How rootvnode is used
James Gritton
jamie at gritton.org
Wed Jun 18 20:59:32 UTC 2008
A closer look at rootvnode shows it's not as heavily used as I thought
it was. Almost everything uses the current process's own root directory
(fd_rdir) and occasionally its jail directory (fd_jdir).
Among the direct users of rootvnode, many explicitly want the system
root directory:
ZFS for kernel threads that don't yet have a root
ZFS for opening device files, where comments say "root of the global
zone".
dounmount, if forcefully unmounting.
vfs_mountroot.
check_root, if chroot_allow_open_directories == 1
nfs_namei, with pubflag set.
audit_canon_path, checking if the path came from the system root.
vfs_mountroot is special, as after it sets rootvnode, I'd want to set
prison0's vnode as well (currently strategy is to keep the rootvnode
global and prison0.pr_root as "separate but equal").
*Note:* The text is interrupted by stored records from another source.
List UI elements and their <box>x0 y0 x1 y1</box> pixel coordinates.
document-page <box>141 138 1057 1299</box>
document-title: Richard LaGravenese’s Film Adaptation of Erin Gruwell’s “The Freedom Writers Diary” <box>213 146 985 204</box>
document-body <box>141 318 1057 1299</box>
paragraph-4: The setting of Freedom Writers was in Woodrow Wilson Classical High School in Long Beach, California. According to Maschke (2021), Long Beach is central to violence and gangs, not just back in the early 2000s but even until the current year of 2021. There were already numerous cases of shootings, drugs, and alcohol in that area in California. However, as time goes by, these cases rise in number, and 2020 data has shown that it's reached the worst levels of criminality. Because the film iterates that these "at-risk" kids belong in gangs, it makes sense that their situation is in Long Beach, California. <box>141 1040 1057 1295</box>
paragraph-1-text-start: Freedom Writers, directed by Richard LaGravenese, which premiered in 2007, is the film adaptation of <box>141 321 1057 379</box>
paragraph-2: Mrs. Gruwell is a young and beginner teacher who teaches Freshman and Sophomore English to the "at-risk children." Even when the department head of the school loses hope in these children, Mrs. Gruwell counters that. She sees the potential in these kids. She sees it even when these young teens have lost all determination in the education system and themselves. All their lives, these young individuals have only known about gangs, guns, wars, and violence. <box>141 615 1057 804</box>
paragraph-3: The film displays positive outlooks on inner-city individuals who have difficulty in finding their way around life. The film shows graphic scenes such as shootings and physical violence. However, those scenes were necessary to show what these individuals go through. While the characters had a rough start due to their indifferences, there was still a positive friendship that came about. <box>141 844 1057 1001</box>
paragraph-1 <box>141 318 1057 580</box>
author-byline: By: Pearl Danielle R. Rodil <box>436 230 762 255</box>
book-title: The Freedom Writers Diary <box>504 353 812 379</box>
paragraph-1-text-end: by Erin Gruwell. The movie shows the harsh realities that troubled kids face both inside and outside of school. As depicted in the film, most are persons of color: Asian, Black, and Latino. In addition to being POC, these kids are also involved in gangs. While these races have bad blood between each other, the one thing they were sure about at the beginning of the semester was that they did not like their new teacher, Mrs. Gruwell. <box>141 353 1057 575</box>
The case of
dounmount forcefully unmounting the root filesystem is only a precursor
to system shutdown.
One other rootvnode user is mountcheckdirs, which will change rootvnode
if it's mounted on top of. This also checks the cdir, rdir ,and fdir of
every process in the system, and should be augmented to also check the
pr_root of every prison (including prison0). Aside from the initial
vfs_mountroot call, this is the only way rootvnode's value is ever changed.
All other uses of rootvnode involve walking up the file tree:
lookup will stop at fd_rdir or fd_jdir or fd_rootvnode when looking up
"..". It should also stop at the current prison's pr_root.
vn_fullpath1 (kern___getcwd and vn_fullpath) stop at fd_rdir or
fd_rootvnode. In addition to stopping at the current prison's pr_root,
it should check fd_jdir as well.
linux_getcwd only uses rootvnode when fd_rdir is null (which as far as I
can tell never happens in user threads, and kernel threads don't go
here). Thus it really only stops at fd_rdir. It returns an error if it
gets to real root before the process root (i.e. if an open directory was
fchdir'd to), so there's no particular need for checking prison root to
just end up giving the same error.
That leaves only four places in the kernel where prison root directories
would be checked (in addition to jail_attach of course). I should be
able to handle that, even with decent locking.